Lithuania's Foreign Ministry has turned to the Prosecutor General's Office over last week's media reports about possible violations of sanctions applied against Russia by Lithuanian companies.
Chersonesus, Crimea
© RIA / Scanpix

"Lithuania is consistently observing its commitments (…) in connection to implementation of the restrictions applied to imports of goods of Crimean and Sevastopol origin to the European Union in response to the unlawful incorporation of Crimea and Sevastopol (into Russia). From the point of view of the Ministry of Foreign Affairs, physical and legal entities of Lithuania and other EU countries should unconditionally follow the EU sanctions, and administrative and criminal charges can be brought against the persons for the violation," the ministry said in a press release.

According to the communique, it is up to law-enforcement institutions and courts, in accordance to EU and Lithuanian legal acts, to decide whether a specific company violated the sanctions stipulated in EU laws.

"Lithuania strongly supports Ukraine's independence, sovereignty and territorial integrity. We hold a firm and principled position on Russia's aggression against Ukraine and unlawful annexation of Crimea," reads the message.
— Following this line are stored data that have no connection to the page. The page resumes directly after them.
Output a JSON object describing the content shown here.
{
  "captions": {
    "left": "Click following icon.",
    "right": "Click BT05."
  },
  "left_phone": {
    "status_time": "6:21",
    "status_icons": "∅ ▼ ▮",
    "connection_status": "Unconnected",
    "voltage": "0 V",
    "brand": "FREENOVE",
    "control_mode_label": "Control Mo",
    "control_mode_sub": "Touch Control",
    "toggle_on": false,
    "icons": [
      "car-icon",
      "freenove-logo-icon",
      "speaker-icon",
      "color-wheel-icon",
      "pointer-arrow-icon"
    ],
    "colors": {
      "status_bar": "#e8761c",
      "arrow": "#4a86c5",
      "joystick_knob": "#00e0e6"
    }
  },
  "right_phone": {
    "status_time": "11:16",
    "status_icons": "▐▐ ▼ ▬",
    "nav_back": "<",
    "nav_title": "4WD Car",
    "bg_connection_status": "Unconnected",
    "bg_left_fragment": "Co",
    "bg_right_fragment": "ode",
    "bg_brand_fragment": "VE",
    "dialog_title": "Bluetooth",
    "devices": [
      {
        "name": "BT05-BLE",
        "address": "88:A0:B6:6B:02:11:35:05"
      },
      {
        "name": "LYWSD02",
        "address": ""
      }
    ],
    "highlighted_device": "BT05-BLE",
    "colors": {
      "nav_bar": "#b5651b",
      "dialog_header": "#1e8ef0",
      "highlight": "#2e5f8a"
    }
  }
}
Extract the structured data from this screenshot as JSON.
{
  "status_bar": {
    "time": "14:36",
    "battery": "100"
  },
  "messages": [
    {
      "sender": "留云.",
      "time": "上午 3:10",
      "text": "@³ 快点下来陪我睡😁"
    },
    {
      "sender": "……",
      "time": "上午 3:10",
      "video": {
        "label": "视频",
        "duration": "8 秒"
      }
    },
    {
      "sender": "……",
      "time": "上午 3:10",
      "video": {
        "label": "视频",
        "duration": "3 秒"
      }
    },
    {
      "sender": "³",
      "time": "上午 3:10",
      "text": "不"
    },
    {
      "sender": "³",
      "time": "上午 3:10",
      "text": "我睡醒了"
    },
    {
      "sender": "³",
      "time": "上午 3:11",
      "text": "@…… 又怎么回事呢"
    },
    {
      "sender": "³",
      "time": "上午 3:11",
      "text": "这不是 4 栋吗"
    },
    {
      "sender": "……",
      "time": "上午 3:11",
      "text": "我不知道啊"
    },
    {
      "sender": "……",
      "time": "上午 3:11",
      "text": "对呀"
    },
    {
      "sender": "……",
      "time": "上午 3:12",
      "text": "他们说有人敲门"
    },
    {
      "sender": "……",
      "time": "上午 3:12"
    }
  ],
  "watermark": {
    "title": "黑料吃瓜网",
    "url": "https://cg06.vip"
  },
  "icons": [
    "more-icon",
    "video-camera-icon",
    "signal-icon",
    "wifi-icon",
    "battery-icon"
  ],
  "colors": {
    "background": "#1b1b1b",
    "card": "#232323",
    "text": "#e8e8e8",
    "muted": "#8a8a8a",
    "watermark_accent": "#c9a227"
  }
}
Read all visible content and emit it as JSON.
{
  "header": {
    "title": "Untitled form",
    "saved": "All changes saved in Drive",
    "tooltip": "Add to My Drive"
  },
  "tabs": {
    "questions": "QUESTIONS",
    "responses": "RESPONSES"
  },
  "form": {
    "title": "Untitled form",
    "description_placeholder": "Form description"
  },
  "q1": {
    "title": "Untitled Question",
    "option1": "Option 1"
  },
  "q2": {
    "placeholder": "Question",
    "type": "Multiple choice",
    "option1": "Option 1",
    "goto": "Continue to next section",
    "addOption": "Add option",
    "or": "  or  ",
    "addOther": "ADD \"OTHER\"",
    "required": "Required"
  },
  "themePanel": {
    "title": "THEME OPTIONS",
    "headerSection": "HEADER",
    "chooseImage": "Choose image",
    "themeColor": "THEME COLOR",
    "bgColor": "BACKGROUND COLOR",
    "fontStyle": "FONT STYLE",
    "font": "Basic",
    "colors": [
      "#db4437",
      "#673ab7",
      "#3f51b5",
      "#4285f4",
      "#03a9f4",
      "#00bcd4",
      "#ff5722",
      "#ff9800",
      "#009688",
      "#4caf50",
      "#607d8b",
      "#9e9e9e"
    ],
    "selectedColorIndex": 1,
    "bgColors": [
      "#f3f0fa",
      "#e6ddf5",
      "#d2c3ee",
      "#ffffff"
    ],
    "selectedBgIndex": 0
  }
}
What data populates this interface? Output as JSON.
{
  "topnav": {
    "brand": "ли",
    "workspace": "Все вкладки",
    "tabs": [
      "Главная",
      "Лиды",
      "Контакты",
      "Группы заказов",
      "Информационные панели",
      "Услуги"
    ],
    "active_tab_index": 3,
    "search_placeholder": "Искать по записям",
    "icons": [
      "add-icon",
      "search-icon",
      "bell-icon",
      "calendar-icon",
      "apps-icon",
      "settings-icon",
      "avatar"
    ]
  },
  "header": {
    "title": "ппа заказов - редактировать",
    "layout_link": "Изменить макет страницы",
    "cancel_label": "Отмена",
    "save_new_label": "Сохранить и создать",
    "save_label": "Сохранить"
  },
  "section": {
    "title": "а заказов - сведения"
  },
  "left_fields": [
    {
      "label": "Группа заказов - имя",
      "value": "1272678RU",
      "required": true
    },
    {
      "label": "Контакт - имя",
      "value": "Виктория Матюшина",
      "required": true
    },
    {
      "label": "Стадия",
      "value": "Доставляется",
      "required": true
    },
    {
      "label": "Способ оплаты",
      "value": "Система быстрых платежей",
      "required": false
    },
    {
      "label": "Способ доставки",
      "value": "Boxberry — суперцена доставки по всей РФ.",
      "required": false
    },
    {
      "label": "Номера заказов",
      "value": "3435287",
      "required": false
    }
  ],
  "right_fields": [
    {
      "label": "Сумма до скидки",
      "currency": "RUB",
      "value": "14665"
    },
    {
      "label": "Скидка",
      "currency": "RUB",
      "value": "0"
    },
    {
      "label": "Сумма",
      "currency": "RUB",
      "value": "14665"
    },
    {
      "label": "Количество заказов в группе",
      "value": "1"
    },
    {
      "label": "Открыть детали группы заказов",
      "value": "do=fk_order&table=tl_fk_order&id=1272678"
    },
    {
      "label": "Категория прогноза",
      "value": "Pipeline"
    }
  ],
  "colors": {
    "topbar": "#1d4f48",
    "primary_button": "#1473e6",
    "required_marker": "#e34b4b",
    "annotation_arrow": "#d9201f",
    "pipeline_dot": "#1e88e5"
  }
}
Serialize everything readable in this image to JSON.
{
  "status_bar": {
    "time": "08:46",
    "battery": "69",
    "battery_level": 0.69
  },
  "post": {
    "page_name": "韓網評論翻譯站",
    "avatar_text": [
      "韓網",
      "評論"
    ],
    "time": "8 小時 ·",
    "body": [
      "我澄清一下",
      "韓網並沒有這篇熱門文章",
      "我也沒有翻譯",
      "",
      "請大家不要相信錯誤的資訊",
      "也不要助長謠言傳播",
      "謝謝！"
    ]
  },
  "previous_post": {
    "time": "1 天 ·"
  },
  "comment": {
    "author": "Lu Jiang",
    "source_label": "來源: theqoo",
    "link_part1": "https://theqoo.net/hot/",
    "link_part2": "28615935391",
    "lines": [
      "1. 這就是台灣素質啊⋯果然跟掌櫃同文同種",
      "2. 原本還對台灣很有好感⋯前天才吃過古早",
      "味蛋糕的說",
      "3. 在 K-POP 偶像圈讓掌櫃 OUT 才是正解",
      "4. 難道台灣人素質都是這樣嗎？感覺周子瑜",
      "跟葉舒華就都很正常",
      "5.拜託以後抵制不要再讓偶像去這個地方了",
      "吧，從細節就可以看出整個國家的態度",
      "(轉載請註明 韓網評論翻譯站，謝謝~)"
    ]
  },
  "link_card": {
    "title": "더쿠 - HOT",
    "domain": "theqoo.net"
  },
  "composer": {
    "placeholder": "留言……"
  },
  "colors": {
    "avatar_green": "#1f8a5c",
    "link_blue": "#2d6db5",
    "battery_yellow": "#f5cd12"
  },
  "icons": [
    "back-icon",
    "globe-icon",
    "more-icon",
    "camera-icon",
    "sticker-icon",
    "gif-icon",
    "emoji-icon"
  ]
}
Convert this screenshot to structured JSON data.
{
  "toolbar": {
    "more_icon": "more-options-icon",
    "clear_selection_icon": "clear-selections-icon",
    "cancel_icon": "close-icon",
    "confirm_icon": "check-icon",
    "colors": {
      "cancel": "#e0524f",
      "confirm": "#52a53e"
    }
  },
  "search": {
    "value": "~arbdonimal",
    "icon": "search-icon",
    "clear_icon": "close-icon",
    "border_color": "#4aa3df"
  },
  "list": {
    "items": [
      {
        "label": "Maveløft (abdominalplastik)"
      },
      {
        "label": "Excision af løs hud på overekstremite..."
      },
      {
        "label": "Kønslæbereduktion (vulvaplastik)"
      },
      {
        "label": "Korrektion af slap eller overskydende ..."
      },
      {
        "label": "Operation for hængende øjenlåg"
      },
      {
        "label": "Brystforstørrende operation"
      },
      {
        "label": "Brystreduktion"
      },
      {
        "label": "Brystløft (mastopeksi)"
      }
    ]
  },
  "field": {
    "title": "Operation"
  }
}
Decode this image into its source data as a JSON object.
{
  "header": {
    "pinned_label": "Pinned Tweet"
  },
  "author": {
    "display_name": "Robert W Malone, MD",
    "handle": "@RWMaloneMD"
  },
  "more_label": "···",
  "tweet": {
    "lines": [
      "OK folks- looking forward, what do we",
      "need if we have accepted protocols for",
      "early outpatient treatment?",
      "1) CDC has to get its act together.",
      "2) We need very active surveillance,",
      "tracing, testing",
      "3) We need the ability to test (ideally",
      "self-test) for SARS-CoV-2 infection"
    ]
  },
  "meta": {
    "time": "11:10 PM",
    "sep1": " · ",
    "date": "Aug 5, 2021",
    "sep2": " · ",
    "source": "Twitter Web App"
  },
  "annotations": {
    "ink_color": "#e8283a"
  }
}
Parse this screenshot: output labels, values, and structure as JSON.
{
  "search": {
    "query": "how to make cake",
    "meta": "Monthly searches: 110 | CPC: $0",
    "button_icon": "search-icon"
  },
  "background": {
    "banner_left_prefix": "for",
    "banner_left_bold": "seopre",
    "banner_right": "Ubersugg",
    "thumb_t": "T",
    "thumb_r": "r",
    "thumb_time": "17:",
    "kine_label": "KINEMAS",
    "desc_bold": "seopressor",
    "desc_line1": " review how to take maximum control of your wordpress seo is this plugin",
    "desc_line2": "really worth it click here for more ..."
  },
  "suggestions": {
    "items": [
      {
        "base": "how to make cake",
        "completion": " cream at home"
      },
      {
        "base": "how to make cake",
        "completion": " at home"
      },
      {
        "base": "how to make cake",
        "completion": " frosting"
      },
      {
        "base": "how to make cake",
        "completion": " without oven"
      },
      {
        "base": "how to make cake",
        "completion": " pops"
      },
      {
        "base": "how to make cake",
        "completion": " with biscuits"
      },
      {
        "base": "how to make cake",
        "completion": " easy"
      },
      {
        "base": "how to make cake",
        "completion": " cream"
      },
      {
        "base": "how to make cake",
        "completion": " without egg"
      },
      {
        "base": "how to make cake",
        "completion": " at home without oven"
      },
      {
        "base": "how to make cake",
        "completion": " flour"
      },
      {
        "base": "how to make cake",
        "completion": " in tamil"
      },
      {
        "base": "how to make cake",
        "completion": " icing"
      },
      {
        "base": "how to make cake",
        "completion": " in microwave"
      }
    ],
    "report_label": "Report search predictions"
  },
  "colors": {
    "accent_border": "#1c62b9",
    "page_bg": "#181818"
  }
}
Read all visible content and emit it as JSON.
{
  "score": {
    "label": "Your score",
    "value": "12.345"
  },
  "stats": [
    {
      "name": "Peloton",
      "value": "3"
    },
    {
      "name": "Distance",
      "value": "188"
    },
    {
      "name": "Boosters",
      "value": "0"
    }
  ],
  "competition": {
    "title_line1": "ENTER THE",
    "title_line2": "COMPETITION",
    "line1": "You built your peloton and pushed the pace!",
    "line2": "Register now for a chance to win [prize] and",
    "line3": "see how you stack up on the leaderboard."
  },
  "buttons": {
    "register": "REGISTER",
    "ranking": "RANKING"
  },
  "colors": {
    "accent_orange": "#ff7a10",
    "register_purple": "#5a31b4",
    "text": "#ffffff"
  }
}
Verslo Zinios business daily said last week that a few Lithuanian companies developing business in Crimea had difficulties in connection to the sanctions applied against Russia. Among the companies at issue are Hanner real estate development company, Pluošto Linija, a Crimea-registered company owned by Vytautas Laurutis and Panevėžys company Pluošto Linija, and BT Invest owned by Raimondas Tumenas.